ODLIVE on Vanishing Labour

Summary of ODLIVE

Optimal Distribution of Labour and Income under Vanishing demand for Labour (ODLIVE) turned out to be analysable in the most straightforward fashion in an imaginary "utopian" institutional set up. In this set up, free trade in coupons of labour certificates results in exactly that value of ratio of wages to unemployment benefits (the "relative wage") which is required by the conditions for maintaining optimality. Optimality means that the resulting relative wage (a wage-transfer income ratio) is such that there is neither involuntary unemployment nor involuntary employment. It is hoped that the austere abstractions made in ODLIVE give some idea of the economic force that job preference would have in our real world, if job preference (low and high) would be released from its moral and legal chains and allowed to reveal itself, like any other economic good we may or may not desire, on a free market; and of the force it already has in reality, where it is now every day operative in disguise.

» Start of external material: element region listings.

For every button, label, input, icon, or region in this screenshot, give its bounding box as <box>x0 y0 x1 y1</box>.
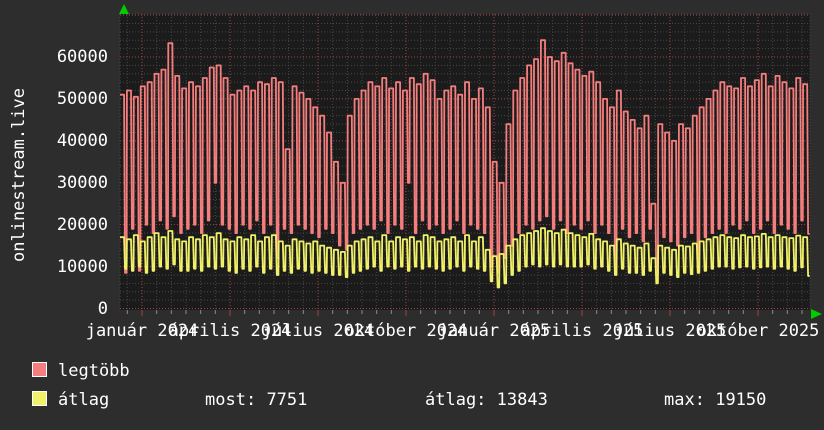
legend-label-legtobb: legtöbb <box>58 361 130 381</box>
y-tick-label: 50000 <box>56 88 108 109</box>
legend-swatch-legtobb <box>32 362 47 377</box>
stat-most: most: 7751 <box>205 390 307 410</box>
legend-label-atlag: átlag <box>58 390 110 410</box>
stat-max-value: 19150 <box>715 390 767 410</box>
y-tick-label: 10000 <box>56 256 108 277</box>
graph-page: onlinestream.live 0 10000 20000 30000 40000 5… <box>0 0 824 430</box>
y-tick-label: 20000 <box>56 214 108 235</box>
y-tick-label: 30000 <box>56 172 108 193</box>
y-tick-label: 0 <box>97 298 108 319</box>
legend-row-atlag: átlag most: 7751 átlag: 13843 max: 19150 <box>0 390 824 410</box>
stat-most-value: 7751 <box>266 390 308 410</box>
stat-max-label: max: <box>664 390 705 410</box>
x-tick-label: október 2025 <box>696 321 820 341</box>
axis-up-arrow-icon <box>119 4 129 14</box>
stat-atlag: átlag: 13843 <box>425 390 548 410</box>
y-tick-label: 40000 <box>56 130 108 151</box>
stat-atlag-label: átlag: <box>425 390 487 410</box>
stat-atlag-value: 13843 <box>496 390 548 410</box>
legend-swatch-atlag <box>32 391 47 406</box>
stat-most-label: most: <box>205 390 257 410</box>
y-tick-label: 60000 <box>56 47 108 67</box>
stat-max: max: 19150 <box>664 390 766 410</box>
axis-right-arrow-icon <box>811 309 822 319</box>
legend-row-legtobb: legtöbb <box>0 361 824 381</box>
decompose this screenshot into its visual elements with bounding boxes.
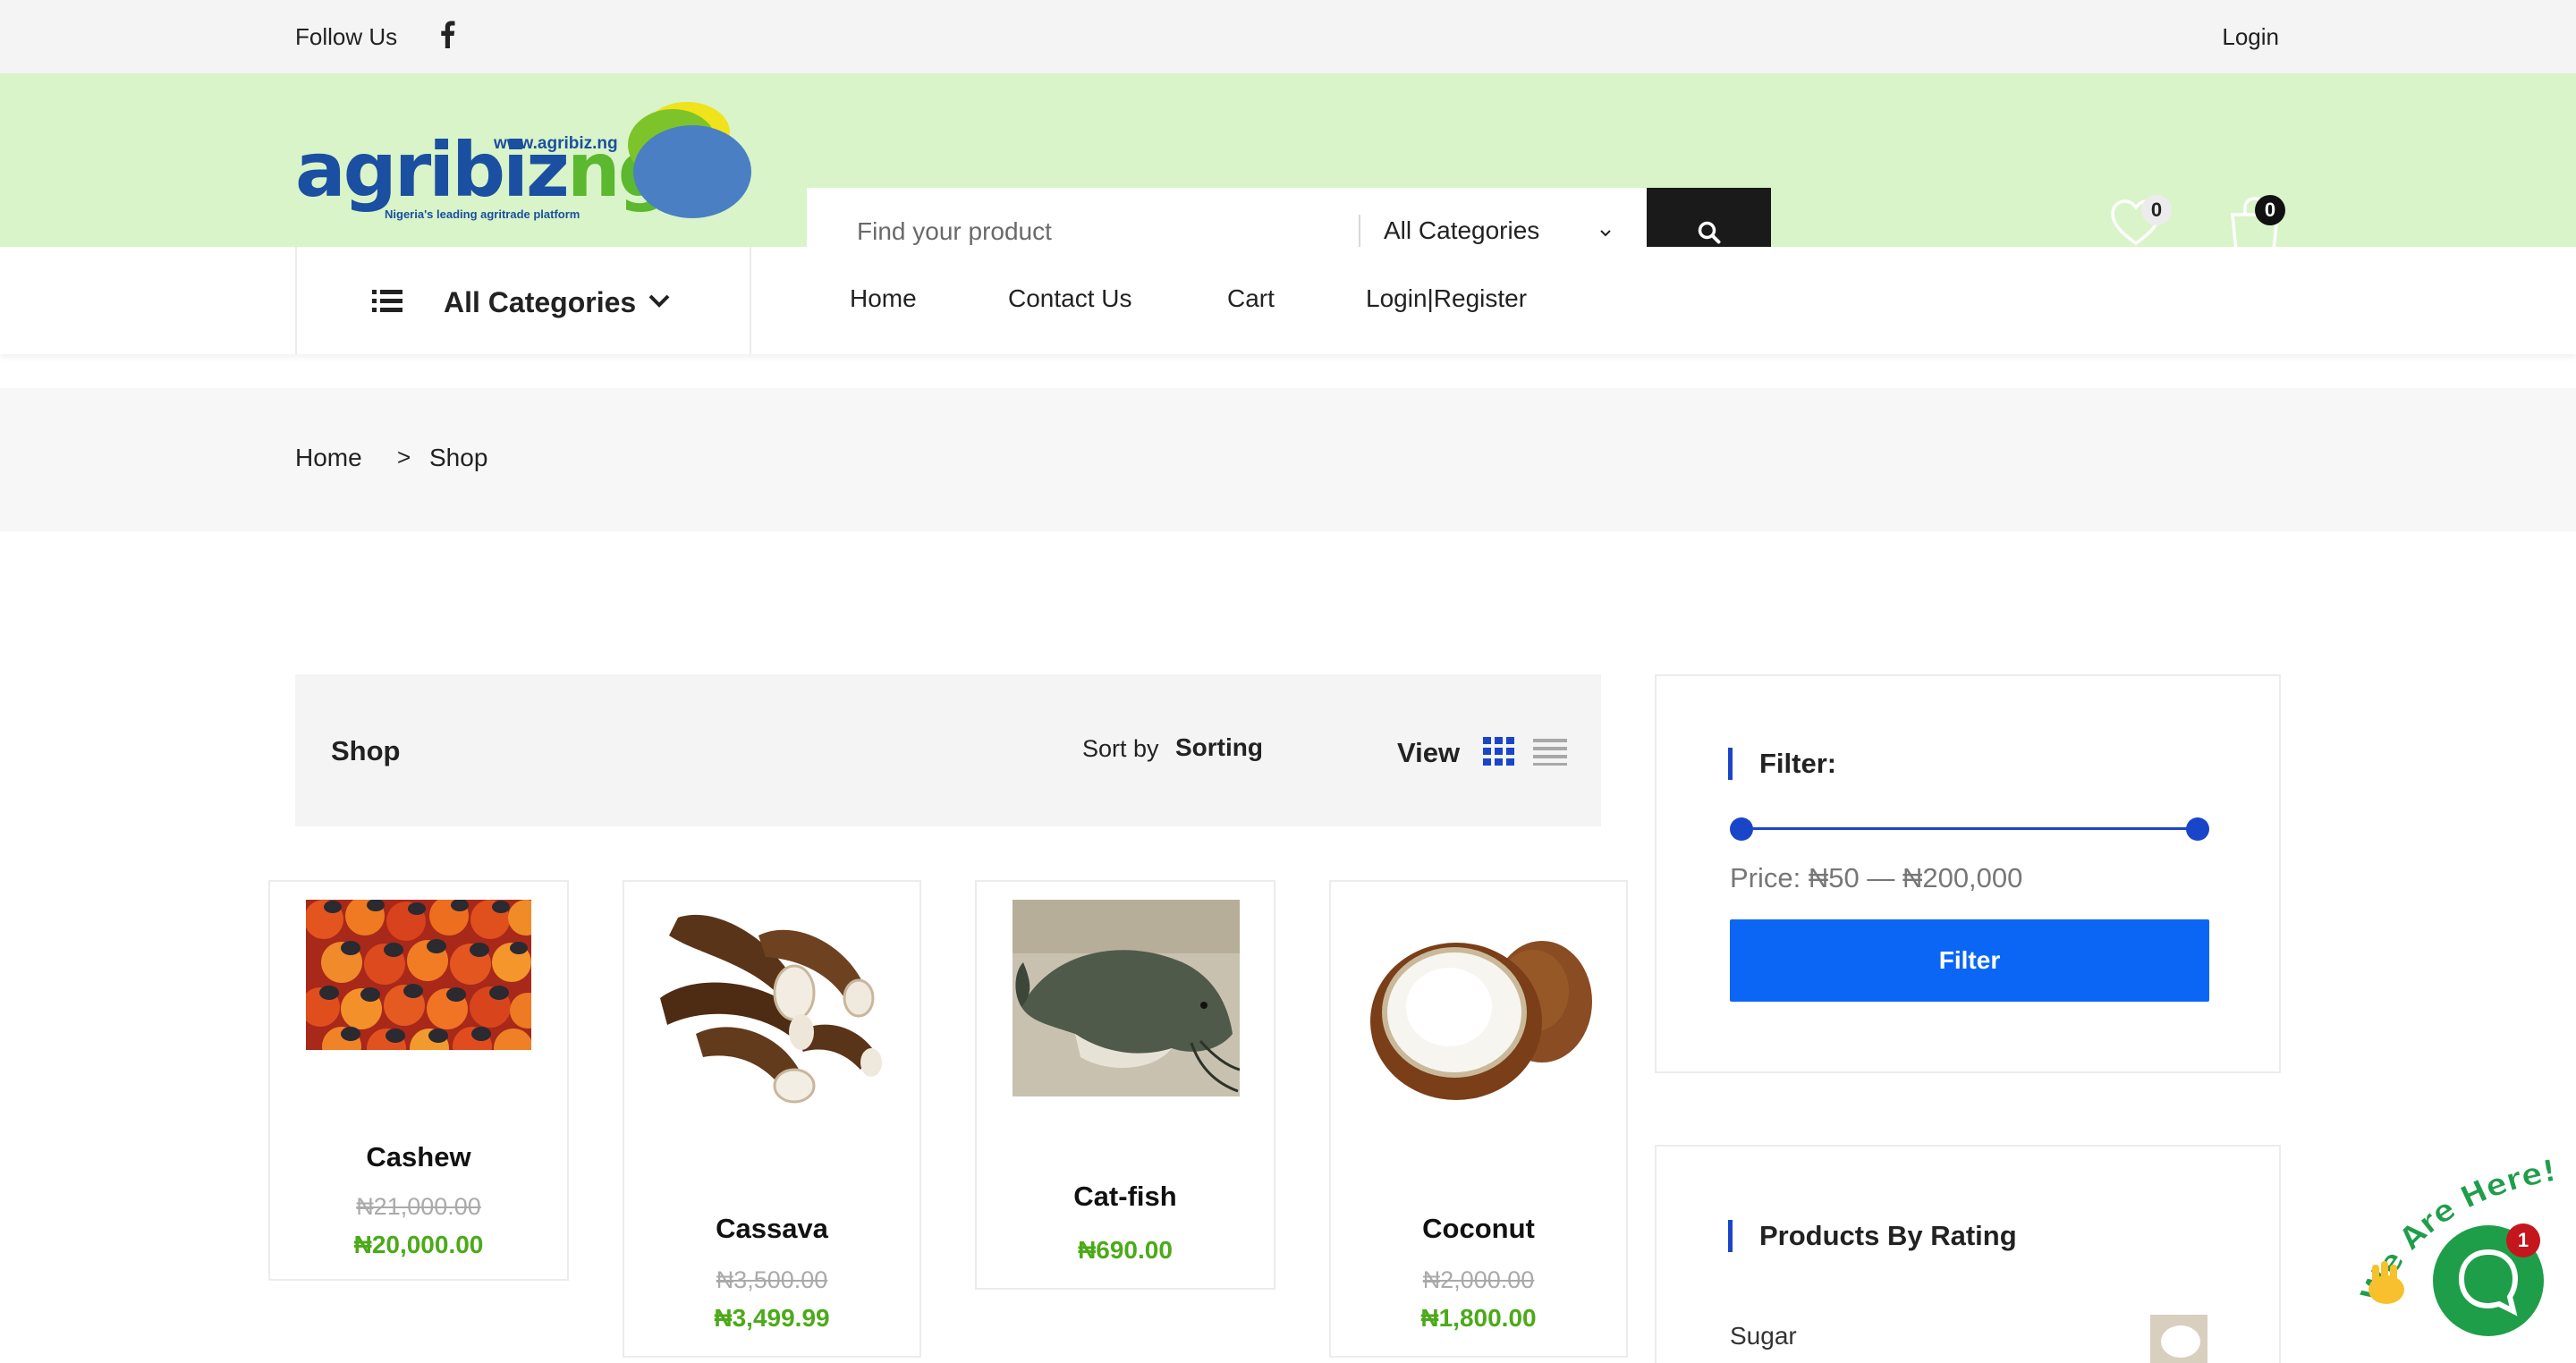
breadcrumb-home[interactable]: Home	[295, 444, 362, 472]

Under vanishing demand for labour, ODLIVE implies the following conditions for maintaining optimality:

1. If average job preference increases then ceteris paribus relative wages should decrease.

2. If gross wage per head decreases then ceteris paribus relative wages should decrease if employment is higher than 50%. (If employment is lower than 50%, relative wages should increase).

3. If demand for labour decreases, then ceteris paribus relative wages should decrease.

Under these rules, it seems, society could spread both all the desired and all the undesired aspects of labour in such a way over the people as to minimize tension. This method, the free market, is thoroughly familiar to us. The object traded there, the right to work might be something we will have to get used to. But we could, couldn't we? Of course, one may deny altogether the relevance of ODLIVE by maintaining that vanishing demand for labour is not at all our future. That such denials often are inspired by fear and not knowing what to think of a future with vanishing demand for human labour can be readily seen because advocates of a bright future for human employment are often completely unwilling even to leave their conviction for a while to investigate the possibility analysed in this article. What harm can it do? If this article can help us to help others to diminish that fear, some progress has been made. Robert Musil's dictum "If there is a sense for reality their must be a sense for possiblity" suggests the relevance of the question: "Where there is no sense for possibility, can there be a sense for reality?"